Hacker News new | ask | show | jobs
by ksmith14 2889 days ago
The Google SREs mentioned this in their book; the Chubby locking service had uptime that was so high that folks started to neglect making their own services resilient to Chubby failures: https://landing.google.com/sre/book/chapters/service-level-o...
2 comments

+1 for this book. As a junior DevOps engineer this book has been super helpful.
the book is structured in a way that makes it pretty easy to jump around and pick and choose which parts you want to read or skip, so it's not a very large commitment to read it
Mine just came in the mail today. Pretty stoked.
Still that's bad design on the clients' part. E.g. - Just because malloc "never" fails doesn't mean it can't fail :) so better error check for it.
Doesn't matter. Engineering around human failure is part of the profession.
That's a beautiful way to put it. I'd read that book.

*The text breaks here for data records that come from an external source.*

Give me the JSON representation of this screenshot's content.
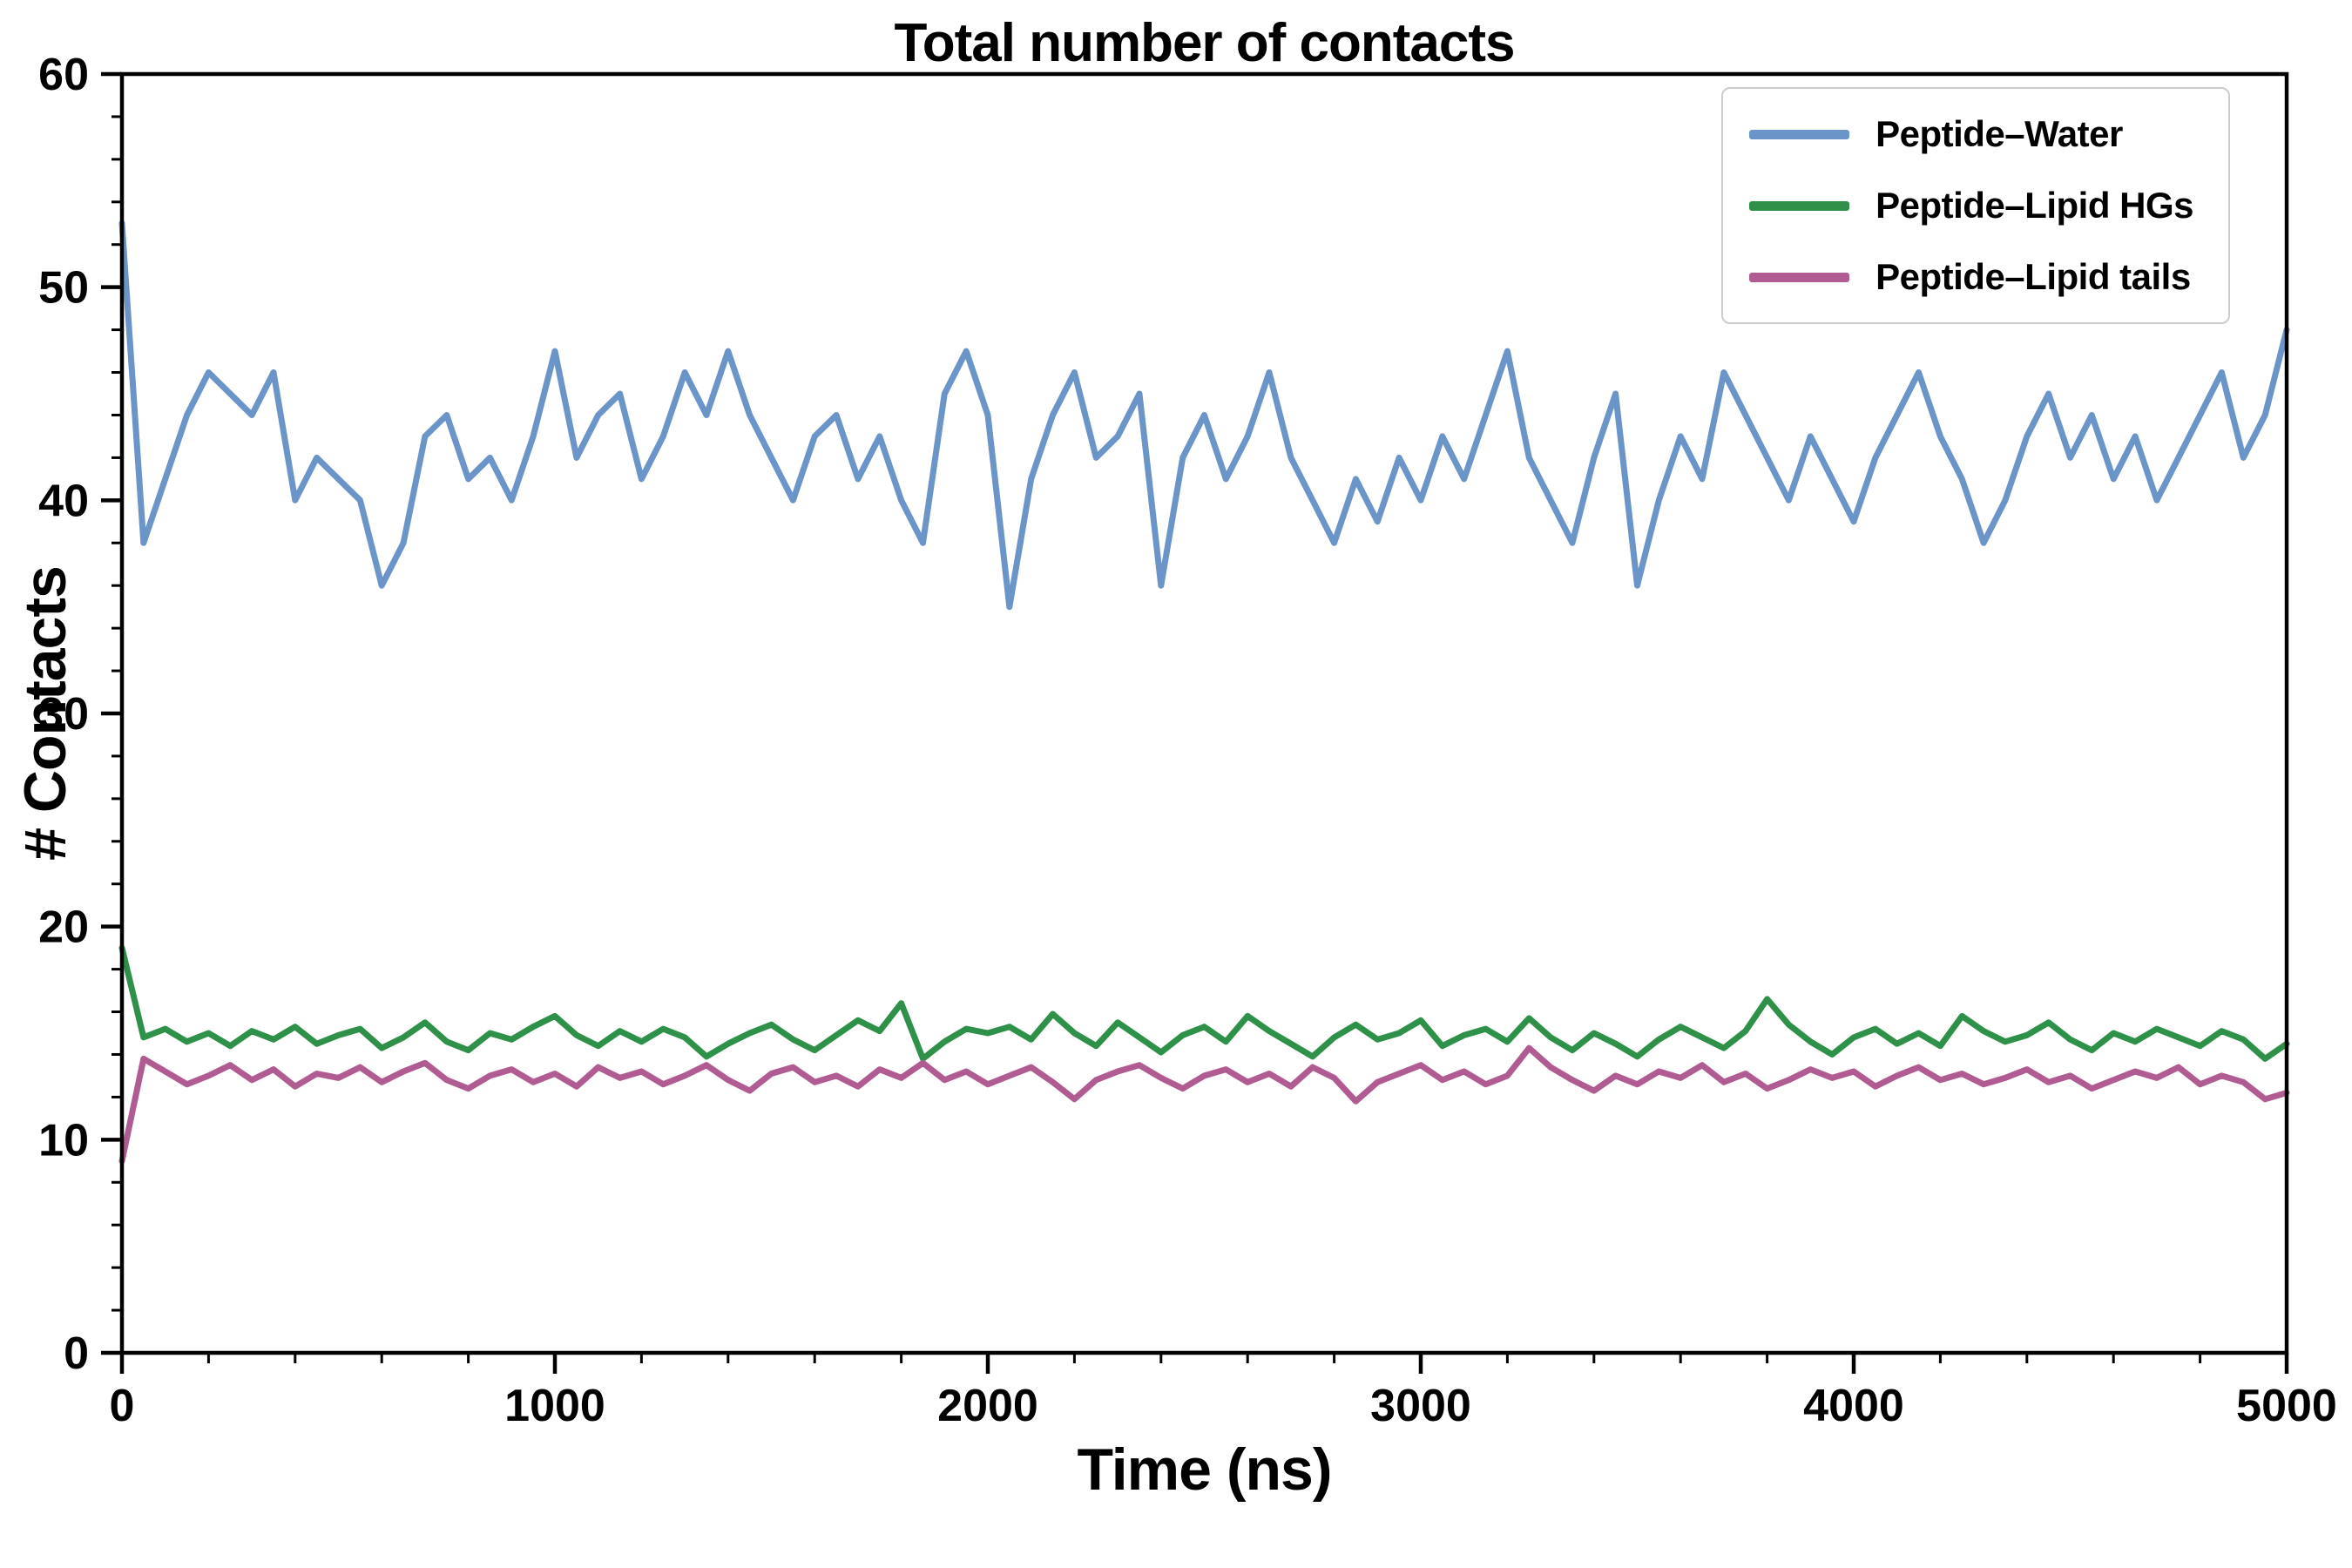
{
  "figure": {
    "title": "Total number of contacts",
    "xlabel": "Time (ns)",
    "ylabel": "# Contacts"
  },
  "chart_data": {
    "type": "line",
    "title": "Total number of contacts",
    "xlabel": "Time (ns)",
    "ylabel": "# Contacts",
    "xlim": [
      0,
      5000
    ],
    "ylim": [
      0,
      60
    ],
    "x_ticks": [
      0,
      1000,
      2000,
      3000,
      4000,
      5000
    ],
    "y_ticks": [
      0,
      10,
      20,
      30,
      40,
      50,
      60
    ],
    "x_minor_step": 200,
    "y_minor_step": 2,
    "grid": false,
    "legend_position": "upper right",
    "x_start": 0,
    "x_step": 50,
    "series": [
      {
        "name": "Peptide–Water",
        "color": "#6b95c8",
        "values": [
          53,
          38,
          41,
          44,
          46,
          45,
          44,
          46,
          40,
          42,
          41,
          40,
          36,
          38,
          43,
          44,
          41,
          42,
          40,
          43,
          47,
          42,
          44,
          45,
          41,
          43,
          46,
          44,
          47,
          44,
          42,
          40,
          43,
          44,
          41,
          43,
          40,
          38,
          45,
          47,
          44,
          35,
          41,
          44,
          46,
          42,
          43,
          45,
          36,
          42,
          44,
          41,
          43,
          46,
          42,
          40,
          38,
          41,
          39,
          42,
          40,
          43,
          41,
          44,
          47,
          42,
          40,
          38,
          42,
          45,
          36,
          40,
          43,
          41,
          46,
          44,
          42,
          40,
          43,
          41,
          39,
          42,
          44,
          46,
          43,
          41,
          38,
          40,
          43,
          45,
          42,
          44,
          41,
          43,
          40,
          42,
          44,
          46,
          42,
          44,
          48
        ]
      },
      {
        "name": "Peptide–Lipid HGs",
        "color": "#2f9149",
        "values": [
          19,
          14.8,
          15.2,
          14.6,
          15.0,
          14.4,
          15.1,
          14.7,
          15.3,
          14.5,
          14.9,
          15.2,
          14.3,
          14.8,
          15.5,
          14.6,
          14.2,
          15.0,
          14.7,
          15.3,
          15.8,
          14.9,
          14.4,
          15.1,
          14.6,
          15.2,
          14.8,
          13.9,
          14.5,
          15.0,
          15.4,
          14.7,
          14.2,
          14.9,
          15.6,
          15.1,
          16.4,
          13.8,
          14.6,
          15.2,
          15.0,
          15.3,
          14.7,
          15.9,
          15.0,
          14.4,
          15.5,
          14.8,
          14.1,
          14.9,
          15.3,
          14.6,
          15.8,
          15.1,
          14.5,
          13.9,
          14.8,
          15.4,
          14.7,
          15.0,
          15.6,
          14.4,
          14.9,
          15.2,
          14.6,
          15.7,
          14.8,
          14.2,
          15.0,
          14.5,
          13.9,
          14.7,
          15.3,
          14.8,
          14.3,
          15.1,
          16.6,
          15.4,
          14.6,
          14.0,
          14.8,
          15.2,
          14.5,
          15.0,
          14.4,
          15.8,
          15.1,
          14.6,
          14.9,
          15.5,
          14.7,
          14.2,
          15.0,
          14.6,
          15.2,
          14.8,
          14.4,
          15.1,
          14.7,
          13.8,
          14.5
        ]
      },
      {
        "name": "Peptide–Lipid tails",
        "color": "#b05c92",
        "values": [
          9.0,
          13.8,
          13.2,
          12.6,
          13.0,
          13.5,
          12.8,
          13.3,
          12.5,
          13.1,
          12.9,
          13.4,
          12.7,
          13.2,
          13.6,
          12.8,
          12.4,
          13.0,
          13.3,
          12.7,
          13.1,
          12.5,
          13.4,
          12.9,
          13.2,
          12.6,
          13.0,
          13.5,
          12.8,
          12.3,
          13.1,
          13.4,
          12.7,
          13.0,
          12.5,
          13.3,
          12.9,
          13.6,
          12.8,
          13.2,
          12.6,
          13.0,
          13.4,
          12.7,
          11.9,
          12.8,
          13.2,
          13.5,
          12.9,
          12.4,
          13.0,
          13.3,
          12.7,
          13.1,
          12.5,
          13.4,
          12.9,
          11.8,
          12.7,
          13.1,
          13.5,
          12.8,
          13.2,
          12.6,
          13.0,
          14.3,
          13.4,
          12.8,
          12.3,
          13.0,
          12.6,
          13.2,
          12.9,
          13.5,
          12.7,
          13.1,
          12.4,
          12.8,
          13.3,
          12.9,
          13.2,
          12.5,
          13.0,
          13.4,
          12.8,
          13.1,
          12.6,
          12.9,
          13.3,
          12.7,
          13.0,
          12.4,
          12.8,
          13.2,
          12.9,
          13.4,
          12.6,
          13.0,
          12.7,
          11.9,
          12.2
        ]
      }
    ]
  }
}
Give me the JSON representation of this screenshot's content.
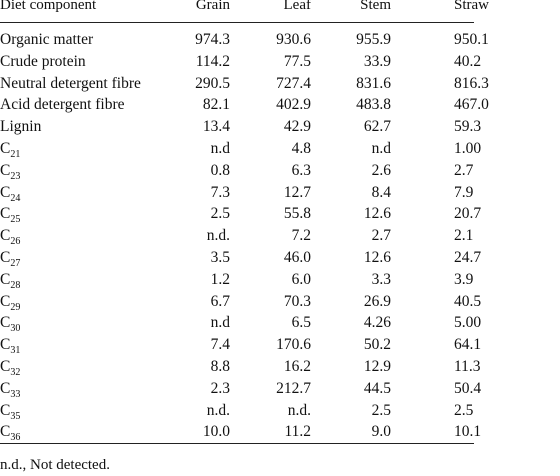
{
  "table": {
    "headers": {
      "label": "Diet component",
      "grain": "Grain",
      "leaf": "Leaf",
      "stem": "Stem",
      "straw": "Straw"
    },
    "rows": [
      {
        "label": "Organic matter",
        "grain": "974.3",
        "leaf": "930.6",
        "stem": "955.9",
        "straw": "950.1"
      },
      {
        "label": "Crude protein",
        "grain": "114.2",
        "leaf": "77.5",
        "stem": "33.9",
        "straw": "40.2"
      },
      {
        "label": "Neutral detergent fibre",
        "grain": "290.5",
        "leaf": "727.4",
        "stem": "831.6",
        "straw": "816.3"
      },
      {
        "label": "Acid detergent fibre",
        "grain": "82.1",
        "leaf": "402.9",
        "stem": "483.8",
        "straw": "467.0"
      },
      {
        "label": "Lignin",
        "grain": "13.4",
        "leaf": "42.9",
        "stem": "62.7",
        "straw": "59.3"
      },
      {
        "label_base": "C",
        "label_sub": "21",
        "grain": "n.d",
        "leaf": "4.8",
        "stem": "n.d",
        "straw": "1.00"
      },
      {
        "label_base": "C",
        "label_sub": "23",
        "grain": "0.8",
        "leaf": "6.3",
        "stem": "2.6",
        "straw": "2.7"
      },
      {
        "label_base": "C",
        "label_sub": "24",
        "grain": "7.3",
        "leaf": "12.7",
        "stem": "8.4",
        "straw": "7.9"
      },
      {
        "label_base": "C",
        "label_sub": "25",
        "grain": "2.5",
        "leaf": "55.8",
        "stem": "12.6",
        "straw": "20.7"
      },
      {
        "label_base": "C",
        "label_sub": "26",
        "grain": "n.d.",
        "leaf": "7.2",
        "stem": "2.7",
        "straw": "2.1"
      },
      {
        "label_base": "C",
        "label_sub": "27",
        "grain": "3.5",
        "leaf": "46.0",
        "stem": "12.6",
        "straw": "24.7"
      },
      {
        "label_base": "C",
        "label_sub": "28",
        "grain": "1.2",
        "leaf": "6.0",
        "stem": "3.3",
        "straw": "3.9"
      },
      {
        "label_base": "C",
        "label_sub": "29",
        "grain": "6.7",
        "leaf": "70.3",
        "stem": "26.9",
        "straw": "40.5"
      },
      {
        "label_base": "C",
        "label_sub": "30",
        "grain": "n.d",
        "leaf": "6.5",
        "stem": "4.26",
        "straw": "5.00"
      },
      {
        "label_base": "C",
        "label_sub": "31",
        "grain": "7.4",
        "leaf": "170.6",
        "stem": "50.2",
        "straw": "64.1"
      },
      {
        "label_base": "C",
        "label_sub": "32",
        "grain": "8.8",
        "leaf": "16.2",
        "stem": "12.9",
        "straw": "11.3"
      },
      {
        "label_base": "C",
        "label_sub": "33",
        "grain": "2.3",
        "leaf": "212.7",
        "stem": "44.5",
        "straw": "50.4"
      },
      {
        "label_base": "C",
        "label_sub": "35",
        "grain": "n.d.",
        "leaf": "n.d.",
        "stem": "2.5",
        "straw": "2.5"
      },
      {
        "label_base": "C",
        "label_sub": "36",
        "grain": "10.0",
        "leaf": "11.2",
        "stem": "9.0",
        "straw": "10.1"
      }
    ],
    "footnote": "n.d., Not detected."
  }
}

Well, I'm a Google SRE so...
Failure of malloc() might be a bad example to pick because on linux, by default, most distros overcommit, so malloc won't fail, generally. Instead, malloc will succeed allocating the address space just fine, but the RAM will get allocated upon first use, meaning that even though malloc gave you a supposedly valid pointer rather than NULL, actually using that pointer will crash your program.
Other distros may have this differently and return NULL. It's not portable and also just bad to not check for it.
Is there a way to fix this/switch it off? I never got the rationale for this behaviour.
There's a sysctl: vm.overcommit_memory=2

What most people don't realize is that you will get more OOMs if you disable overcommit.